Tô Quốc Việt: Case Number 48AC-552.

An Open Letter to the US Consulate:

Dear Sir or Madame,

My name is Tô Quốc Việt and I was born  in Biên Hòa in 1970 where I lived until I was 2 years old before moving to Cà Mau. Tô Thị Cúc who claimed to be my mother raised me but she passed away in 1988. My aunt, Tô Thị Hường, subsequently raised me along with my Amerasian cousin, Tô Thị Diễm Trang. In the summer of 1991, we went to the US Consulate to apply for a US immigrant visa under the Amerasian Homecoming Act program. However, due to reasons that were not properly explained to me, my aunt and her daughter (my cousin) passed the interview while my own application was rejected. This came as a surprise and shock. I believe that my aunt and cousin currently live in Aurora, Colorado, USA.

Dejected, I left my aunt’s family and ended up in Sóc Trăng working as a carpenter and eventually meeting my wife, Phương Tố Thanh, who Vietnamese. Discrimination was rife and I wasn’t able to get salaried work. No one would hire me because I was Amerasian.

In 2000 I moved to Ho Chi Minh City and looked for work there. It was then that I was coerced into making a fraudulent visa applicant with a wealthy Vietnamese family with promise of financial ‘rewards’. Being poor and working odd jobs, the money was tempting and I agreed. However, the financial arrangement fell through when the application was rejected and I was listed as having made a fraudulent application. Along with the application was the photo of my biological American father with the written address, which was never returned to me by the Consulate.  I very much regret this moment of transgression.

I currently still live in Ho Chi Minh City with my wife and two young children. I own my own property and have a steady source of income from construction work. Unfortunately, the fact that I was an Amerasian meant that my wife’s family never accepted me and we never had a wedding ceremony despite the fact that our marriage was legalized within the court of law in Vietnam.
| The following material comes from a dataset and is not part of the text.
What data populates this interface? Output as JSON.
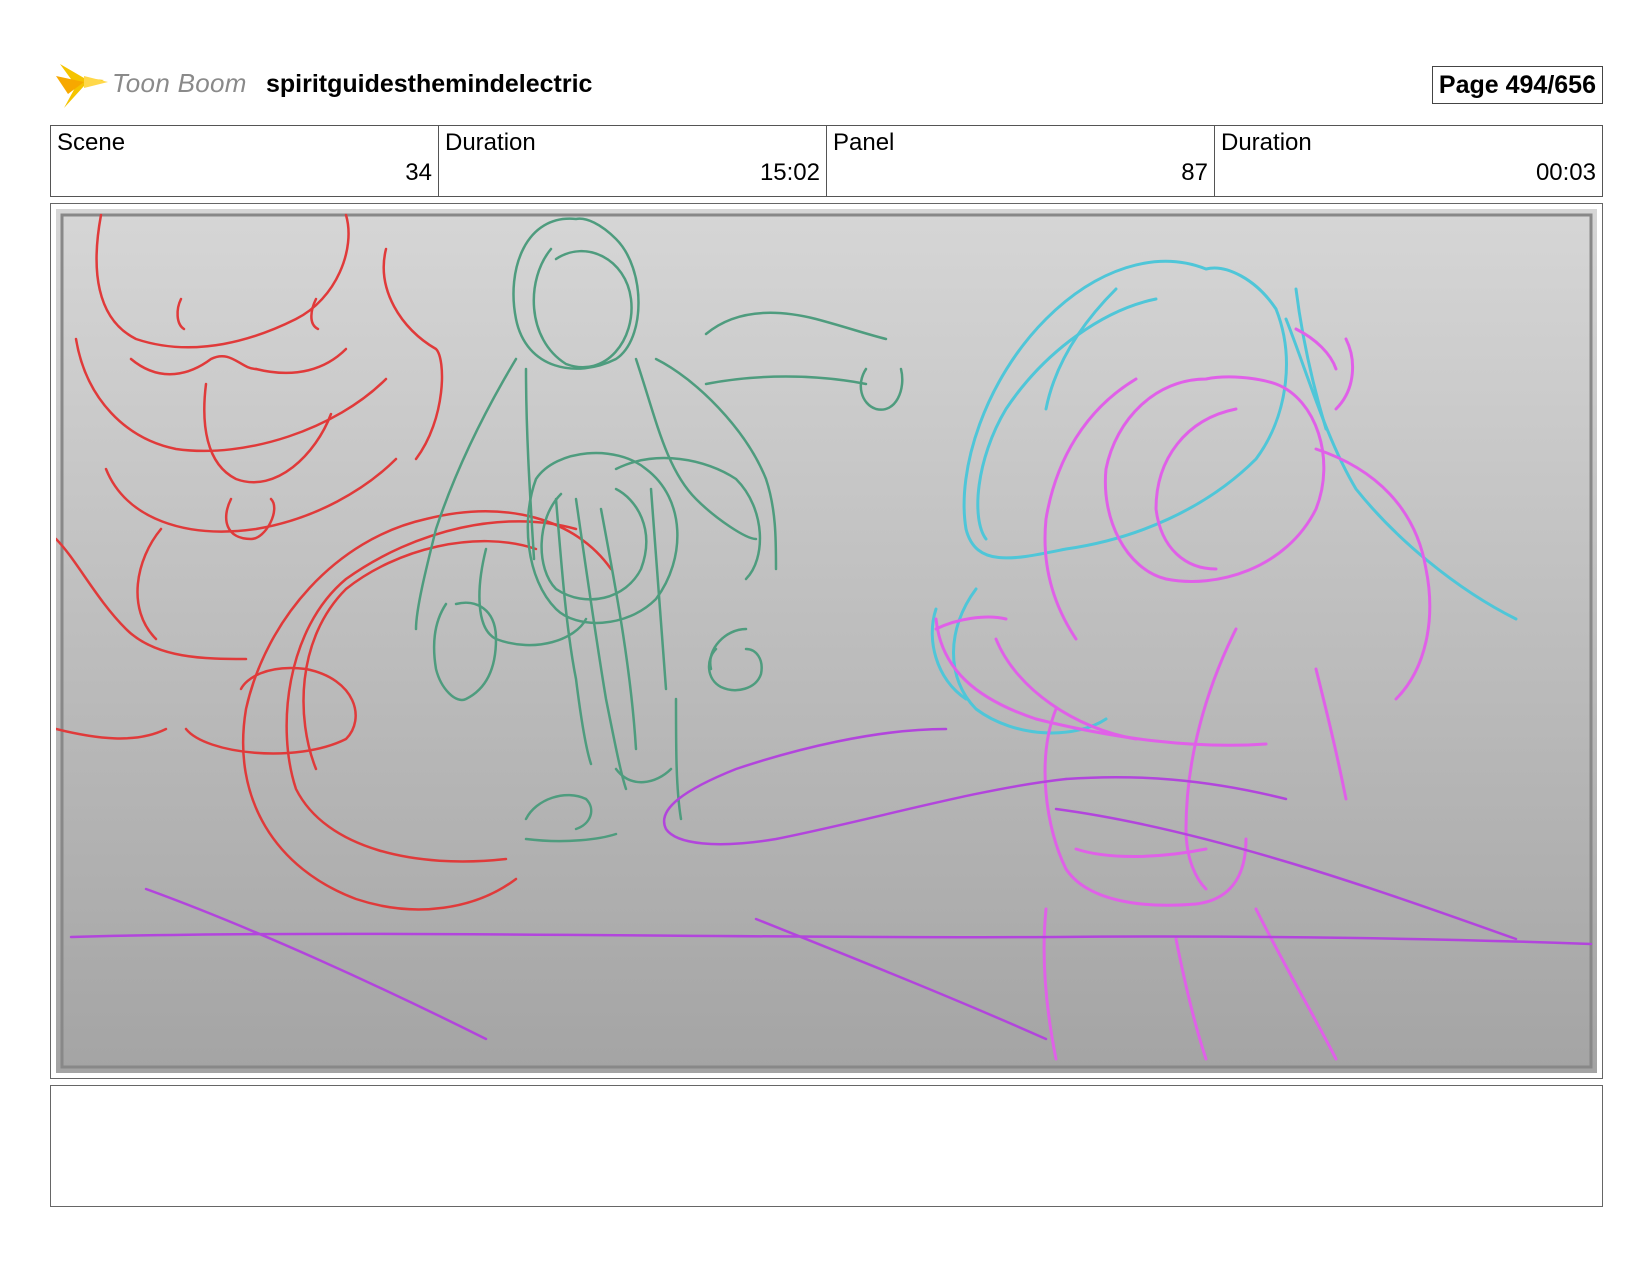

Just some days ago, I had a most shocking revelation: my aunt, Tô Thị Hường, called from the United States and told me that my birth mother, Tô Thị Huệ (her sister and whom I’ve always known to be my aunt), is still very much alive and lives in Cà Mau! My mother finally called and we had a long, long talk and she was able to tell me more about my American father, SP4 James T Russell. This information is all very new to me and I’m reeling from its revelation. It turned out that my mother worked as a secretary for Company D and E of 218th (information regarding the exact unit) at the Long Binh Post and that where she subsequently met my father SP4 Russell who was attached to Company C of 218th (again no information but from the same battalion of Company D and E). My father left Vietnam around April or May of 1970 when my mother was 2 months pregnant with me and after my birth a photo of my mother and me was sent to him. I was told that James Russell tried to persuade my aunt, before the fall of Saigon, to send me to the United States but she refused to give me up.

I hope that the Officer in charge of the Amerasian Resettlement Program would take another look at my case and seriously reconsider my application so that we may relocate to the US to try and locate my biological father as it is our wish to reconnect him with me, my wife and our children.  At the same time we also wish to let our children live a life free from discrimination as our unmistakable Amerasian physical features and background has been a cause for much hardship, discrimination and ridicule. This request is not about seeking a better life under the guise of being Amerasian but instead, it’s about my lost family, our dream of having a place we can truly call home, my psychological healings from years of discriminations and an honest hope for unification.

I thank you for taking the time to look at our application and we really appreciate the effort put in by the US Consulate in trying to repatriate Amerasians from Vietnam to the United States. To bring them home.